If things had been different …
Things were what they were. I reached out for the oranges instead, remembering a long-ago smell of dimpled peel. These oranges were fake. Cold, hard glass.
If I’d known what was waiting in the kitchen I’d’ve been out of the house like
a shot.
‘Ah,’ said the policeman.
This wasn’t fair! Police generally came at night. At 3 a.m. or just before dawn. Heavy boots on the stairs. A pounding at the door. Shouting, punching, handcuffs. Gunshots. Here was one in daylight.
‘Morning!’ said Mrs Rover. ‘I’ve kept some porridge hot. You’ve already met Constable Ribble, haven’t you?’
I calculated the odds of getting past him to the back door then into the woods beyond the lake, where he couldn’t follow by bicycle.
Mrs Rover pressed me into a chair and held me there. ‘Here you go – proper Scottish oats soaked in lovely creamy milk.’
The policeman was opposite me. He leaned forward with a frown so severe it made my heart race. ‘Downright criminal, I call it. I won’t let you get away with it!’
I waited for the truncheon blows and the handcuffs.
‘Get away with what?’ asked Mrs Rover.
He nodded at my bowl. ‘Eating porridge without a swirl of jam in the middle. Haven’t you any jam?’
‘You know better than to ask a question like that, cheeky blighter.’ Off she went to a larder, still talking. ‘When I was in the army I’d be boiling up jam by the barrowful. So much jam, it used to explode all over the ceiling at times. Raspberry, plum, damson, I’ve jammed them all. Try this, Brigitta. Strawberry. The last batch made before they dug up the fruit patch for an air-raid shelter. Master Joseph used to love it …’ Her face darkened. ‘Poor lad.’
‘Poor fellow,’ echoed the constable.
Master Joseph … would that be Lady Summer’s son? The one from the portrait?
Keeping a close eye on the policeman, I dipped my spoon in the jam jar and drew out a blob of lovely, rich red stickiness.
‘Go on. Drop it in the middle and make a spiral. It’ll go pink.’

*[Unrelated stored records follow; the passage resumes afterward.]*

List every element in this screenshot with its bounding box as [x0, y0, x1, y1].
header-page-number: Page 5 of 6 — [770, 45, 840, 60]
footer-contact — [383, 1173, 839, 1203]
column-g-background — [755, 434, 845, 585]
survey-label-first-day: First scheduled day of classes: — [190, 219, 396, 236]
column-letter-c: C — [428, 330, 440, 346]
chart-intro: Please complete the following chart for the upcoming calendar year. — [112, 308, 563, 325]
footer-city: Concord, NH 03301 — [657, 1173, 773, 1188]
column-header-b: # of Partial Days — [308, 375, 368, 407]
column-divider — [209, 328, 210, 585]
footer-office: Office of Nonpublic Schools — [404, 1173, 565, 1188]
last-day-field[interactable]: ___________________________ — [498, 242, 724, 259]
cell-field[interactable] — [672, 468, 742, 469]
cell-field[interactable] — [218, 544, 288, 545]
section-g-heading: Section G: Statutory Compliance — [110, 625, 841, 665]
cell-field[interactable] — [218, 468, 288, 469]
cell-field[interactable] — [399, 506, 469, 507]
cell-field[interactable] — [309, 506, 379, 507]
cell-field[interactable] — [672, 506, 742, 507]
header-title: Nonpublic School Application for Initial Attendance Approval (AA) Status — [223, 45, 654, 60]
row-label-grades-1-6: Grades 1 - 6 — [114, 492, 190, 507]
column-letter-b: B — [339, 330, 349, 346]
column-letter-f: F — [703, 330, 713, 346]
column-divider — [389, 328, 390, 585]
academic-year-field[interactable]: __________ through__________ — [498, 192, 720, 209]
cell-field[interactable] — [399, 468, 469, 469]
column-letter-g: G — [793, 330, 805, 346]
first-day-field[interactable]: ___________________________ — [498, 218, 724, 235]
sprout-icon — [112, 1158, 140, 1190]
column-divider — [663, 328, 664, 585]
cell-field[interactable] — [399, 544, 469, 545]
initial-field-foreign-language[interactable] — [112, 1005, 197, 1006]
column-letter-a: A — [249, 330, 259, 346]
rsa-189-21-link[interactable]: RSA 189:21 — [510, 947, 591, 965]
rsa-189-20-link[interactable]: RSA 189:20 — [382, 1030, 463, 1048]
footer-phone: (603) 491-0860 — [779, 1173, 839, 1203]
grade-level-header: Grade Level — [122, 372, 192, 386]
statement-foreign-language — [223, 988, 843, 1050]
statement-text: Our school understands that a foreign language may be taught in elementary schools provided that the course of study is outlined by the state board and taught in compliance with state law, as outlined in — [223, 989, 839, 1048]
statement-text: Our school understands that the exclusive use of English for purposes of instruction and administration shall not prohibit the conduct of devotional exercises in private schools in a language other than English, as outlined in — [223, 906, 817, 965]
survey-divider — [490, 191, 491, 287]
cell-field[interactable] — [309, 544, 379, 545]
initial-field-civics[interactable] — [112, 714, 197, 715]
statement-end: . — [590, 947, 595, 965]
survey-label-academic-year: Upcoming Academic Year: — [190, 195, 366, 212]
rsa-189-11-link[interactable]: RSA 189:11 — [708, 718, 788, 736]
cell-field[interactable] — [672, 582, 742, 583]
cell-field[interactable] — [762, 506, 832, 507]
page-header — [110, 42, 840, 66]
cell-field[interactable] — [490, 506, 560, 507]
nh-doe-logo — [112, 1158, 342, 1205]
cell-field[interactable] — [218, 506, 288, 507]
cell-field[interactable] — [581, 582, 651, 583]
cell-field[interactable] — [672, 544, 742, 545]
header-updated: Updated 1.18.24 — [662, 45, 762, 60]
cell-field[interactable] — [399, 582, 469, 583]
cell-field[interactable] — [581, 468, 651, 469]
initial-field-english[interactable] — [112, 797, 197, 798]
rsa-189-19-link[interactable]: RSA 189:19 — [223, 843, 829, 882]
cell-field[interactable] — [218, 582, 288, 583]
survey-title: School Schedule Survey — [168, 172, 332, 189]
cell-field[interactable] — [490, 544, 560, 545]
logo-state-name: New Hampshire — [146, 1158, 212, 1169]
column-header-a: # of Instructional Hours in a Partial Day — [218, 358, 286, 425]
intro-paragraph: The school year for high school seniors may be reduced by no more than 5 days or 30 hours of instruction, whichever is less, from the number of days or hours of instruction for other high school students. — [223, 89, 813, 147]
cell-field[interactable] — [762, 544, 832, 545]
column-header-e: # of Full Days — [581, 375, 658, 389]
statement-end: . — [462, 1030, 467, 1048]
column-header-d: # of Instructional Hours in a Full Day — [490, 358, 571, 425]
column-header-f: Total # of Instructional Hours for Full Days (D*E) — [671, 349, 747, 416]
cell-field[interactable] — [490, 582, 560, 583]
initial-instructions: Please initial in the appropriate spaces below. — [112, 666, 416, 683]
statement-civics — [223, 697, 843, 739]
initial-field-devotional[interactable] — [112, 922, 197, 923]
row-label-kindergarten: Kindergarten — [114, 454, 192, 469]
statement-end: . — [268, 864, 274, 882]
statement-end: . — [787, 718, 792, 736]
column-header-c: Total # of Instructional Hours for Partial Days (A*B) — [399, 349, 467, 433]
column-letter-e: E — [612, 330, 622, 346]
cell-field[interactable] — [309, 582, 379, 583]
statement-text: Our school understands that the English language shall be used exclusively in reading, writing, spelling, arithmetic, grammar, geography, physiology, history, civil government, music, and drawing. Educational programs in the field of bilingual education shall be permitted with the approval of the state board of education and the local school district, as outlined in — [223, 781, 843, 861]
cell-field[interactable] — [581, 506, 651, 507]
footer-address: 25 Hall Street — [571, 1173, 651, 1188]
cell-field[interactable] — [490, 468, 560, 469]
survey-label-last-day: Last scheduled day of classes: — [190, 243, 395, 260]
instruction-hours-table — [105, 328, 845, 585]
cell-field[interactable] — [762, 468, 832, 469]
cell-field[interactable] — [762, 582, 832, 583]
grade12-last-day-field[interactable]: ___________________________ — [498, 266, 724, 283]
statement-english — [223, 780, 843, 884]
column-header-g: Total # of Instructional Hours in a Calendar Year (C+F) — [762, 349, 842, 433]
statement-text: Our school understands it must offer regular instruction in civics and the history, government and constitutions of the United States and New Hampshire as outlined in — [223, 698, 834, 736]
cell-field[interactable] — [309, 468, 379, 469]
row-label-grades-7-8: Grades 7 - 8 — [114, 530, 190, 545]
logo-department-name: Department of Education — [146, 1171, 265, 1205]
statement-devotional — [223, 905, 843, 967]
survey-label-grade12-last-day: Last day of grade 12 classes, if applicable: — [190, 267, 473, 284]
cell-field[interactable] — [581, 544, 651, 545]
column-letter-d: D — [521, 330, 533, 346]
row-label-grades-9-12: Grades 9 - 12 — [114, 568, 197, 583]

Under orders, I did just that. I took a mouthful. Jam! An explosion of sweetness! I’d forgotten there could be such treats.
‘Good, isn’t it?’ Mrs Rover passed a teaspoon to Ribble so he could dip into the jar. ‘Can’t imagine there’s a lot of jam in that Auswitsh place, or wherever you’ve been, Brigitta. Stick around and I’ll make my famous jam roly-poly. I served that to the chaps evacuated from Dunkirk. On their last legs, they were. My puddings didn’t half make them up and ready to fight the Jerries again. No offence,’ she added quickly.